The life of someone quitting dip is a difficult one. Anyone who tells you otherwise is lying to you or is trying to sell you something. However, through that hardship will come a sense of pride and accomplishment like no other. Make no mistake… all the pain, suffering, sleepless nights, craving, and irritability are 100% worth it when you’ve attained your goal: Freedom from your addiction.

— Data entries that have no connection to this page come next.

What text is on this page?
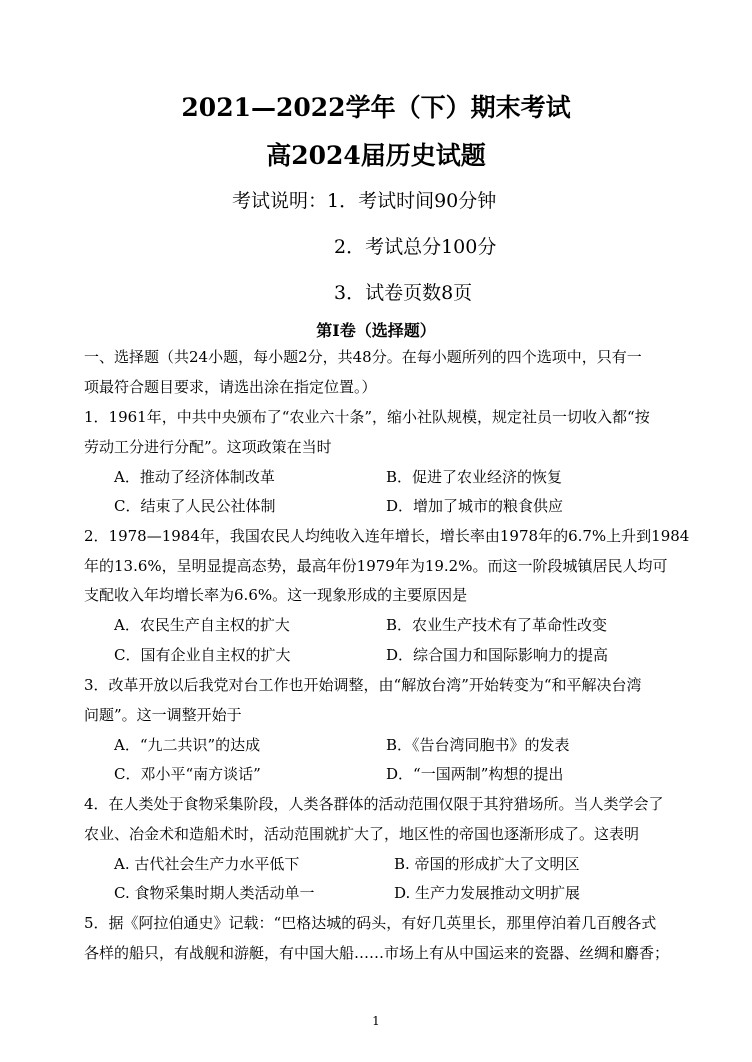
2021—2022学年（下）期末考试
高2024届历史试题
考试说明：1．考试时间90分钟
2．考试总分100分
3．试卷页数8页
第I卷（选择题）
一、选择题（共24小题，每小题2分，共48分。在每小题所列的四个选项中，只有一
项最符合题目要求，请选出涂在指定位置。）
1．1961年，中共中央颁布了“农业六十条”，缩小社队规模，规定社员一切收入都“按
劳动工分进行分配”。这项政策在当时
A．推动了经济体制改革	B．促进了农业经济的恢复
C．结束了人民公社体制	D．增加了城市的粮食供应
2．1978—1984年，我国农民人均纯收入连年增长，增长率由1978年的6.7%上升到1984
年的13.6%，呈明显提高态势，最高年份1979年为19.2%。而这一阶段城镇居民人均可
支配收入年均增长率为6.6%。这一现象形成的主要原因是
A．农民生产自主权的扩大	B．农业生产技术有了革命性改变
C．国有企业自主权的扩大	D．综合国力和国际影响力的提高
3．改革开放以后我党对台工作也开始调整，由“解放台湾”开始转变为“和平解决台湾
问题”。这一调整开始于
A．“九二共识”的达成	B．《告台湾同胞书》的发表
C．邓小平“南方谈话”	D．“一国两制”构想的提出
4．在人类处于食物采集阶段，人类各群体的活动范围仅限于其狩猎场所。当人类学会了
农业、冶金术和造船术时，活动范围就扩大了，地区性的帝国也逐渐形成了。这表明
A. 古代社会生产力水平低下	B. 帝国的形成扩大了文明区
C. 食物采集时期人类活动单一	D. 生产力发展推动文明扩展
5．据《阿拉伯通史》记载：“巴格达城的码头，有好几英里长，那里停泊着几百艘各式
各样的船只，有战舰和游艇，有中国大船……市场上有从中国运来的瓷器、丝绸和麝香；
1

Nothing will make the quitting journey “easy”. But the support of family and friends (and folks who know what you’re going through like the people at KillTheCan.org 🙂) can make it “easier”. I wanted to take the opportunity to share a post from Facebook today. Forum member Brian hit the Hall of Fame today. Here’s a message this morning from his fiance Stacy:
100 days ago Brian made a very important decision about quitting nicotine after using chewing tobacco for over 16 years. I don’t even know if at the time I fully understood exactly what a HUGE step it was. I’ve never been addicted to anything like that, so I never understood 1.) how hard it is to just up & break the addiction 2.) how much it potentially saved his life. I knew it was “better” for him but until I actually read the articles, watched videos, saw pictures & read stories of families (that within a short time span went through gruesome surgeries and/or lost loved ones) did I FULLY understand what an important & life altering choice Brian has made. At the beginning I told him “do this for you, but I support you either way”, I can say now, thank you Brian. Thank you for choosing a better life for our family. Better life of health, finances & being a positive role model for the kids. I also didn’t fully grasp how evil a nicotine addiction really is. I was naive, I thought I was “addicted” to sugar & caffeine & knew I had given it up in the past & figured it would be about the same. WOW…. Was I wrong. It was tough. REALLY tough. There were days where I could see it tearing him apart, controlling his every thought & action & with very little I could do to help. It’s tough & he’s tough. He did one of the hardest things to do & he’s winning. Brian, you’ve not only given up nicotine, but proven to yourself that you are capable of ANYTHING you put your mind to! Thank you for allowing me to be a part of this journey. You’re an inspiration to me & you’ve taught me many lessons along the way. To say that I’m am SO proud of you is an understatement that mere words can not express. You mean everything to me & I love you with all of my heart! Congratulations on the 100 days lover! Xoxo
Below are some photos that Stacy posted along with her note:
You can’t buy support like this.
Brian – You’re a lucky man to have Stacy by your side on your journey. Congratulations on your first 100 days of freedom from tobacco. Kick back your feet and celebrate today… you’ve earned it.
Stacy – Thank you for supporting Brian on his journey. Congrats to you too! While your trials and tribulations during the last 100 days have certainly been different than Brian’s you definitely have been fighting this fight.